The choice lies between a blustering buffoon and a piece of rhyming slang.
My comment on the present incumbent when she triggered Article 50 has come true in spades. These are dangerous men.
The buffoon showed himself to be totally unfit for high office in his time as Foreign Secretary when his failure to master any detail of her case led to Nazanin Zaghari-Ratcliffe being all but confirmed in the eyes of Iran as being in effect a spy, or, at least, working against its government.
The rhyming slang, when Secretary of State for Health, was so inept in the post he managed to unite the almost the entire medical profession against him. And have you seen his eyes?
If either of these two is the answer, what on Earth is the question?
On a related point I’ve seen it suggested that if the buffoon does become PM then it is possible he may appoint T Ronald Dump’s pal (well he likes to think T Ronald is his pal) Nigel Farage as UK ambassador to the US.
Great. Just do it Boris. At least it will get Farage and his poisonous rantings out of this country for a while.

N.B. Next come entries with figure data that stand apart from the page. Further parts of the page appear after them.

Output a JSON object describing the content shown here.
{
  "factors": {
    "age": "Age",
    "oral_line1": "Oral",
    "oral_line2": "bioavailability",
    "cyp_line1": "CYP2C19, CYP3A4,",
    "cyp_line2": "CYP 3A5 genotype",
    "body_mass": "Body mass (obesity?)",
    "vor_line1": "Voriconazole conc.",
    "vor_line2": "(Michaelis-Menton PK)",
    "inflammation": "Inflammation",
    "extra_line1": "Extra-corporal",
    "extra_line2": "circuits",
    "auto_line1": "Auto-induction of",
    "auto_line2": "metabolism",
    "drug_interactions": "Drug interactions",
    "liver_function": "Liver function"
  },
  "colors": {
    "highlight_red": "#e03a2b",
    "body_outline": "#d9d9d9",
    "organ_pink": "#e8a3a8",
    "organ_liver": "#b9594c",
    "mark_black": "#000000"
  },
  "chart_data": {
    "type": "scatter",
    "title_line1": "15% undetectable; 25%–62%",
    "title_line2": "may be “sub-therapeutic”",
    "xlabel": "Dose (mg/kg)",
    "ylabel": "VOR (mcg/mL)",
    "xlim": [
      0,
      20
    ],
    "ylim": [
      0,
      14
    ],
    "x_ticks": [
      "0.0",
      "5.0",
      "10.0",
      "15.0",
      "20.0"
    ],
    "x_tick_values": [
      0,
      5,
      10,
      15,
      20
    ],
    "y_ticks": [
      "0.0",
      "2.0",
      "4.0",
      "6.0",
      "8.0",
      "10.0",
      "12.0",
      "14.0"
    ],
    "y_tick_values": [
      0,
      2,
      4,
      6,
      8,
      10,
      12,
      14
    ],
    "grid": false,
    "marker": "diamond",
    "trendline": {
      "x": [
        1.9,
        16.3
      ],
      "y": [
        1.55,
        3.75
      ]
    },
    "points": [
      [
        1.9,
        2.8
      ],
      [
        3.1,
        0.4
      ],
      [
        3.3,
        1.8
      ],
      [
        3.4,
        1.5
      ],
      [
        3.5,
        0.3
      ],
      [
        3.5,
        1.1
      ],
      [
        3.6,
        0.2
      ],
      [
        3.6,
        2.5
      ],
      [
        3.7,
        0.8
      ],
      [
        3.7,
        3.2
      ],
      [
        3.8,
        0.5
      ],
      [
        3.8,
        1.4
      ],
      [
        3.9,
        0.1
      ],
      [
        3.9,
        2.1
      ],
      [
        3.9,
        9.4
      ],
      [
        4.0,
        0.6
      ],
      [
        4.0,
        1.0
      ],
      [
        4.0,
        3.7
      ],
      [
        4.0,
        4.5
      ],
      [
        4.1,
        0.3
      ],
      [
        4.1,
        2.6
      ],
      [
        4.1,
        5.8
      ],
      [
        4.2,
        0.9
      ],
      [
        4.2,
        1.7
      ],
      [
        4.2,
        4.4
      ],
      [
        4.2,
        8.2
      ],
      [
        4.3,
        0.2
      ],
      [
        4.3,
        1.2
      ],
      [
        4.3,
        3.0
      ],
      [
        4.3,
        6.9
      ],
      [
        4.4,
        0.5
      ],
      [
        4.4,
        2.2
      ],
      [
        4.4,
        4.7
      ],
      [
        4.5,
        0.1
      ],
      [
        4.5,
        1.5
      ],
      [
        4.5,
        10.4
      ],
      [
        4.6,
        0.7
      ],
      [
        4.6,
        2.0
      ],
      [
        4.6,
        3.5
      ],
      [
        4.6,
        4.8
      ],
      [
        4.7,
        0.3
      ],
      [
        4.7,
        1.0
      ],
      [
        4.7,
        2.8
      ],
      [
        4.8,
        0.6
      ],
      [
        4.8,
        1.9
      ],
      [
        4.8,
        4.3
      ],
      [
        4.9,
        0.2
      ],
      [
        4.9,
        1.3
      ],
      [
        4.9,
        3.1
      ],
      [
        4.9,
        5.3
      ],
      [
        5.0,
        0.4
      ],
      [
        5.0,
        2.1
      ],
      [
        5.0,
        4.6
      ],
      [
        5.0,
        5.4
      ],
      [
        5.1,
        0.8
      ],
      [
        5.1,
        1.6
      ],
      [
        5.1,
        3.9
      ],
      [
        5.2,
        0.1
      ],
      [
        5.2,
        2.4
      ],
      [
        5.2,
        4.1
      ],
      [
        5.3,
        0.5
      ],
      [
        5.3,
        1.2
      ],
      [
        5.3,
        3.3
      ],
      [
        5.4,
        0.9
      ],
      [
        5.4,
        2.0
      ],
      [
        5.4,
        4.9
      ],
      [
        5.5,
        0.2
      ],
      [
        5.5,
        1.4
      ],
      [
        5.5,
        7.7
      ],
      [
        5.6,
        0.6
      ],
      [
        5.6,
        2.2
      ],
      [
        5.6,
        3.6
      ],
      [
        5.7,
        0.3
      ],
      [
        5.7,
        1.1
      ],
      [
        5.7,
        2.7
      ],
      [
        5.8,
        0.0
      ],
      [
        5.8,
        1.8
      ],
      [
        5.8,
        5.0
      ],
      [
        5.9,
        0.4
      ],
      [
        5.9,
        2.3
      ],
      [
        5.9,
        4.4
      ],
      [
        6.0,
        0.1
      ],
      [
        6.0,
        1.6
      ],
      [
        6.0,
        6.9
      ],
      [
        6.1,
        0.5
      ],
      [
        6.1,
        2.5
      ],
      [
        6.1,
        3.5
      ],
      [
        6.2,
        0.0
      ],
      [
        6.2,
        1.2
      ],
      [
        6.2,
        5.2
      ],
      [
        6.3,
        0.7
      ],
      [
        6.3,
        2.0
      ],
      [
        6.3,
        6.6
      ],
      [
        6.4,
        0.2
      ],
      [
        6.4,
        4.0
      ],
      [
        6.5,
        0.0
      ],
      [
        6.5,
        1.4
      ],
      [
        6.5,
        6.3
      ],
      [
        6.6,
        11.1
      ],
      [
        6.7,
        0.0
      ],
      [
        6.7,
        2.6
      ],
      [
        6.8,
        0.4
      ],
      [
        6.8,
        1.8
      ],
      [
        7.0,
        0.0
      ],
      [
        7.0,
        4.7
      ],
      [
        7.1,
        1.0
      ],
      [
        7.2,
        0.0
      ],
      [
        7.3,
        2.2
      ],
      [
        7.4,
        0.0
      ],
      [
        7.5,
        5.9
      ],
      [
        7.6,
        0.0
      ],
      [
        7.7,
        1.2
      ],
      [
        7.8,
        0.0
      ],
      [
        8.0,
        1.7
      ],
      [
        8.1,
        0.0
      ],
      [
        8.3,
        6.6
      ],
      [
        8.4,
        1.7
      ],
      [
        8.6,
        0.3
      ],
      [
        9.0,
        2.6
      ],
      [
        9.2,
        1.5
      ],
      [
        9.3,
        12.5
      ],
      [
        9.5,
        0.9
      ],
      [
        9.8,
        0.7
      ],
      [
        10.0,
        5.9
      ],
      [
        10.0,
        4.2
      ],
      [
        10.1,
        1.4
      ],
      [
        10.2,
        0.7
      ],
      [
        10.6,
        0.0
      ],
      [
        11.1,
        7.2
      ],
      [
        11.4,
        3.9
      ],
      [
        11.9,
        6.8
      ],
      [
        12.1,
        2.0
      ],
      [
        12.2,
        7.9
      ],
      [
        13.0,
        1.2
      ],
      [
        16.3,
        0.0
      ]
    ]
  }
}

Apparently Jorge Luis Borges characterised the War of Thatcher’s Face as a fight between two bald men over a comb.
The contest between Alexander Boris de Pfeffel Johnson and Jeremy Richard Streynsham Hunt (don’t their full names just tell you all you need to know about them?) is more like two blind men scrabbling over a hearing aid. Neither can or will do much good with it once they’ve got it.